Jan Dhan accounts slip on credit score
Making Jan Dhan accounts eligible for credit has become a key concern for banks to keep the scheme viable, after having achieved its broader objective of financial inclusion.
At present, less than 15 per cent of the accounts are credit-linked, according to informal estimates from banks. The lenders are now pushing for the overdraft facility of ~5,000, which comes with the accounts, to customers.
However, with a large number of account-holders deemed non- creditworthy, credit linkage is turning out to be a difficult task, bankers say.
Meanwhile, the huge pool of low-cost deposits, which banks had accumulated on account of demonetisation, is drying up.
For example, at UCO Bank, more than 50 per cent of savings accounts deposits accumulated during demonetisation have now been withdrawn, according to R K Takkar, managing director and chief executive officer, UCO Bank. A large chunk of the deposits came in Jan Dhan accounts.
“Once the average balance in Jan Dhan accounts is ~5,000-10,000, they will become a viable business proposition. At present, the average balance is around ~2,500,” said Takkar.
Soon after demonetisation was announced last November, the Jan Dhan deposits increased to more than ~74,000 crore. According to the government data, as of August 9, 2017, the deposits amount to close to ~65,698 crore, in about 294 million accounts. Thus, close to ~8,300 crore was withdrawn over the past eight months.
“The social objective of the Jan Dhan Yojana has been fulfilled and a lot of government schemes are also getting routed through the accounts. But unless we can credit-link the accounts, they are just adding to the additional cost for banks. Banks are now pushing for credit linkage but are facing tough competition from entities like microfinance institutions,” said an executive of a public sector bank.
A number of small finance banks and microfinance institutions are catering to Jan Dhan account-holders in rural areas.
At State Bank of India, budgets have been assigned at the branch level for creditlinking Jan Dhan accounts.
As of August 9, 2017, the balance in the Jan Dhan accounts at SBI (excluding through regional rural banks) stood at ~13,906 crore.
“The cost of transactions in Jan Dhan accounts is high. We have assigned budgets for this purpose, and perusing credit linkages at various levels,” said a senior SBI official.

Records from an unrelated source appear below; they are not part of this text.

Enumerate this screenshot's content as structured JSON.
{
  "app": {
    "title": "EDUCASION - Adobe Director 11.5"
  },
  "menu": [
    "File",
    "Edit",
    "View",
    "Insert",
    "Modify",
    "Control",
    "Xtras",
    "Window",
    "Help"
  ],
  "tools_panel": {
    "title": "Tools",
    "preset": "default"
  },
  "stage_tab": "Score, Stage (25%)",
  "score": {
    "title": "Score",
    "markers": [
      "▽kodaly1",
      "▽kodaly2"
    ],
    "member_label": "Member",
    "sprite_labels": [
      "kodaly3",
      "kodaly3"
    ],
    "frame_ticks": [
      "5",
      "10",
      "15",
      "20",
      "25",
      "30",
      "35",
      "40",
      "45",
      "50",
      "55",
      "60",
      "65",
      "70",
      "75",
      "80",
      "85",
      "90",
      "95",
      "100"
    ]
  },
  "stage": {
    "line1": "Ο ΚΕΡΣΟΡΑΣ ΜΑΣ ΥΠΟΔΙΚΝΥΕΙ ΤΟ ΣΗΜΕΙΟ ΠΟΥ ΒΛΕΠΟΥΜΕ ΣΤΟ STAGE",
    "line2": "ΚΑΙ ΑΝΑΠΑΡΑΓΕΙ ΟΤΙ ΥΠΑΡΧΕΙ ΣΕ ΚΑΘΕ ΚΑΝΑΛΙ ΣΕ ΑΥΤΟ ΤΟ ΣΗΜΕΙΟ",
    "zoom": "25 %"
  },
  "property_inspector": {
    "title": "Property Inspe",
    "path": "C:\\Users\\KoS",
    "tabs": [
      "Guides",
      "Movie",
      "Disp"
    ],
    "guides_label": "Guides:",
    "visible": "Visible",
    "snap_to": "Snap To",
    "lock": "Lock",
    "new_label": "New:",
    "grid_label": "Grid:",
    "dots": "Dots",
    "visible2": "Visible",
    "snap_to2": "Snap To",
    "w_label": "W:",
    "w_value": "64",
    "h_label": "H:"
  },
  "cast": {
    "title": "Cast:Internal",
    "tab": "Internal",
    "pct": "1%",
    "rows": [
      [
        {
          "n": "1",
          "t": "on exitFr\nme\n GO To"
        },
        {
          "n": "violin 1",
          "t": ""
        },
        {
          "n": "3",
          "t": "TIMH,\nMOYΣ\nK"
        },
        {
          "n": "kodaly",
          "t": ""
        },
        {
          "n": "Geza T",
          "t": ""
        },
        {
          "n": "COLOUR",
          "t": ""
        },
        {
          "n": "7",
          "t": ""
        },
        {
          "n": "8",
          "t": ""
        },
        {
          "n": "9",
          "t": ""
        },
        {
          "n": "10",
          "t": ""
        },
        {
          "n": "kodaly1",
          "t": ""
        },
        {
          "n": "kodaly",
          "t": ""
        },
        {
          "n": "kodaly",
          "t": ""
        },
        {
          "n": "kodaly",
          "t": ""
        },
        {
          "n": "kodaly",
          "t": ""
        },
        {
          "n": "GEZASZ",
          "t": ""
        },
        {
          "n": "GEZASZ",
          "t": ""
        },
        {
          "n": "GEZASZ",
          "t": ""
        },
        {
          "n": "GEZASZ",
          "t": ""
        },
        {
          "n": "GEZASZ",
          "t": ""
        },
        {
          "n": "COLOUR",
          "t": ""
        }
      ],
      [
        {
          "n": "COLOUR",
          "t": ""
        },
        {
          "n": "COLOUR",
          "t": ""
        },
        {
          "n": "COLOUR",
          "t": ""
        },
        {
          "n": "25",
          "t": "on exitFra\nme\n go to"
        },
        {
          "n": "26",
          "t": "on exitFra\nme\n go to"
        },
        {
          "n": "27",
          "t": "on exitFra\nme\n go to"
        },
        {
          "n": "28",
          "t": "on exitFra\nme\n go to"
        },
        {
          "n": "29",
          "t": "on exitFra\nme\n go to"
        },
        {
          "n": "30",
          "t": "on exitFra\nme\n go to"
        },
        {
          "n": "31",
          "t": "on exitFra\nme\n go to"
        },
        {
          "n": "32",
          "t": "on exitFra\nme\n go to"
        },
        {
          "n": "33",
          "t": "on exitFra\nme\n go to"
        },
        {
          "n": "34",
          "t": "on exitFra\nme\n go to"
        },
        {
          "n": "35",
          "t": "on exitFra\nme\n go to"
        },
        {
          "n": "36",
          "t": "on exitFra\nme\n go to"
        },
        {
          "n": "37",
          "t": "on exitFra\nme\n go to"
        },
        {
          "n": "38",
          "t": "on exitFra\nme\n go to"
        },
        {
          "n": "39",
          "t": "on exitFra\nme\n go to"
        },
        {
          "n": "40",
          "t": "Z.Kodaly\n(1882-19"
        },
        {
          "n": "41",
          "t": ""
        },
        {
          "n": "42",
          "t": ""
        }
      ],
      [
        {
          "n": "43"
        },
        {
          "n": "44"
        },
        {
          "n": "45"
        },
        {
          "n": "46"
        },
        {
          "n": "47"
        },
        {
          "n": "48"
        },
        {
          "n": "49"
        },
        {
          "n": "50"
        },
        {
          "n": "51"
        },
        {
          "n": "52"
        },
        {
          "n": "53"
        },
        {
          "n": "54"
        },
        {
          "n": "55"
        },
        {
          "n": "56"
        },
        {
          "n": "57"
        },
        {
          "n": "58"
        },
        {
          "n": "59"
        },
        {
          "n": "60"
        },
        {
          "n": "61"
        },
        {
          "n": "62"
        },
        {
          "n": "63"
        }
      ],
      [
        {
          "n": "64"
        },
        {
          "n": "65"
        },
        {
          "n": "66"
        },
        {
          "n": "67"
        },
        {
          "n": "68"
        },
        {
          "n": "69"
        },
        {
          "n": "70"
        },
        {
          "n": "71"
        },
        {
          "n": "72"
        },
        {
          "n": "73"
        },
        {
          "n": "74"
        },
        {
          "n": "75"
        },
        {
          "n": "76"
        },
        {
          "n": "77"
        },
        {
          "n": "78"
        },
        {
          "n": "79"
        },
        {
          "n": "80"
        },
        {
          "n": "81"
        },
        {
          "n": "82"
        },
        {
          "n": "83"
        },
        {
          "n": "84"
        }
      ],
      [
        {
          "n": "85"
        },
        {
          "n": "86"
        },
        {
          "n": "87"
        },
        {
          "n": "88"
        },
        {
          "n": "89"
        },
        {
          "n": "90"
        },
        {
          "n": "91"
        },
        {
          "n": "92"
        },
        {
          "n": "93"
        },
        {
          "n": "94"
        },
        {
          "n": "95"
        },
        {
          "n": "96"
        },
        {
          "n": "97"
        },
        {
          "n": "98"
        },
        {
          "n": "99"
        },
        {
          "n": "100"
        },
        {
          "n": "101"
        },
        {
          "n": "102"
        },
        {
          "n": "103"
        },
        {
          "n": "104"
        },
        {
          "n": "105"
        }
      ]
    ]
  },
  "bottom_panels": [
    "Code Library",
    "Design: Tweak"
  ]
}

The banks are also pushing for loans to Jan Dhan account-holders through selfhelp groups (SHGs). However, over the past few years the SHG programme itself has been facing stiff competition from microfinance institutions.
As of March 31, 2016, the gross non-performing assets of bank loans to SHGs stood at a high of 6.4 per cent, according to data from the National Bank for Agriculture and Rural Development (Nabard).
Earlier this year, to offset the cost of the Jan Dhan accounts, SBI had levied a penalty for not maintaining a minimum balance.
The deposits in the Jan Dhan accounts had surged almost 45 per cent in about 23 days between November 8, the day Prime Minister Narendra Modi announced demonetisation, and November 30, when they had peaked.
The deposits had swelled from around ~45,000 crore to more than ~74,000 crore in the period.